Contestants will participate either virtually or in person. In the latter's case, a rigorous process is already in place to ensure their and the entire program's safety.
Those appearing in the studio are required first to self-quarantine for 14 days, after which they will undergo rapid testing, Borremeo said. Results will determine if they can push through. The "lock-in" will be courtesy of the program.
Owing to physical distancing, the studio will run on limited capacity, Borromeo pointed out, so only a handful of contestants are allowed in during any given episode.
In PamilyaNaryo, for example, families will have a representative instead of being brought in as a group. The rest will participate through video call, as in the case of a singing hopeful's barangay in Tawag ng Tanghalan.
Prior to the lockdown, the singing competition was already holding auditions exclusively online. That practice, which includes so-called "Zoom callbacks," will continue.

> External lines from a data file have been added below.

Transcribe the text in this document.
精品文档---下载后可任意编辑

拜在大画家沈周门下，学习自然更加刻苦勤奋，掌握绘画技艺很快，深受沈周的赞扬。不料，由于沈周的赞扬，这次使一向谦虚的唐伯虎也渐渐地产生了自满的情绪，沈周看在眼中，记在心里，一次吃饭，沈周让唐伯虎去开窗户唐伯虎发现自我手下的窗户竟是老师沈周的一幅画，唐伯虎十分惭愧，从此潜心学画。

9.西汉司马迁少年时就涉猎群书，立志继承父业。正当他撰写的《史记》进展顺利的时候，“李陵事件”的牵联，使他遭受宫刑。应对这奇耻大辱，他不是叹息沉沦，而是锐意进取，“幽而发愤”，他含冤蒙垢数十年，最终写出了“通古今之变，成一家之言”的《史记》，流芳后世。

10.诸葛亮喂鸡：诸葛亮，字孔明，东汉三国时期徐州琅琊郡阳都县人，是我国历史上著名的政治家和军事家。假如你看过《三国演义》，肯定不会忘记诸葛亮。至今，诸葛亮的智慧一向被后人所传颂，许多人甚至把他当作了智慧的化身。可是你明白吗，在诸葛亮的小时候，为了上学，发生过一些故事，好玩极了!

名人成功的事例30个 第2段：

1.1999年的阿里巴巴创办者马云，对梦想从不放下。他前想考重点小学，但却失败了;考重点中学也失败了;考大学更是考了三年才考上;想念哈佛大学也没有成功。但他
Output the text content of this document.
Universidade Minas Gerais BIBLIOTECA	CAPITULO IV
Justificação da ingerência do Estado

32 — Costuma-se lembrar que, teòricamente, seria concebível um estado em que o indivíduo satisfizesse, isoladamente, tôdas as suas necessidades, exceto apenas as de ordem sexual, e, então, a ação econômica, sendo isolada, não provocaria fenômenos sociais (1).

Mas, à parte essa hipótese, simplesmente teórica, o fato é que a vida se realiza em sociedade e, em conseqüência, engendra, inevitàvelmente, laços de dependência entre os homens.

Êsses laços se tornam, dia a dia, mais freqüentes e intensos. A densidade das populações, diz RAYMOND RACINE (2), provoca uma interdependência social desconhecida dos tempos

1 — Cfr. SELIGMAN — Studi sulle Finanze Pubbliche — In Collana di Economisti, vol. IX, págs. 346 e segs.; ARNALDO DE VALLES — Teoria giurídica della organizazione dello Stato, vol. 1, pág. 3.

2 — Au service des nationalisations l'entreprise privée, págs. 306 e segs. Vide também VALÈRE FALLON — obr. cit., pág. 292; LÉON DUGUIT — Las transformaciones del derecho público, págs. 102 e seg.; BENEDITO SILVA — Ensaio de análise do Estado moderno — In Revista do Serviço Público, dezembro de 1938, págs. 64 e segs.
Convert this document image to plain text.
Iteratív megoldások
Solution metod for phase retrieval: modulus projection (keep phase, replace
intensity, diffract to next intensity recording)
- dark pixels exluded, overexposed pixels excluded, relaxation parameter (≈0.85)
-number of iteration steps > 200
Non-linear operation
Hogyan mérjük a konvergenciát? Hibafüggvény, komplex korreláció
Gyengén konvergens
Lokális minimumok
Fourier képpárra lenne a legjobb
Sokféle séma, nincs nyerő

Traditionally with five judges during daily rounds, Tawag ng Tanghalan is trimming that number to three inside the studio.
The hosts, too, will be limited. Vice Ganda, Navarro, Hilario, and Karylle will be there physically throughout the week, while Amy Perez, Ryan Bang, Jugs Jugueta, and Teddy Corpuz will alternate between virtual and in-person hosting, according to Borromeo. Anne Curtis remains in Melbourne, Australia, where she gave birth in March.
Similar rotations are planned for the program's resident groups — Hashtags, Bidaman, XB GenSan, and Showtime Dancers, among others — as they can no longer perform in close proximity to each other.
In Borromeo's words, "It's Showtime" is "managing the traffic" within its studio — and implementing a work flow that eliminates unnecessary physical contact — so as to minimize any health risk.
Navarro and Hilario, while both excited to return to the studio, were admittedly concerned for their colleagues whose programs have yet to resume, whether due to the lasting impacts of the pandemic or the ABS-CBN shutdown, or both.
But for Hilario, "It's Showtime's" comeback despite those odds symbolizes something which the rest of showbiz and its workers can hold on to.
"Hope. Hope para sa lahat. Hope para sa amin. Hope para sa madlang people," he said.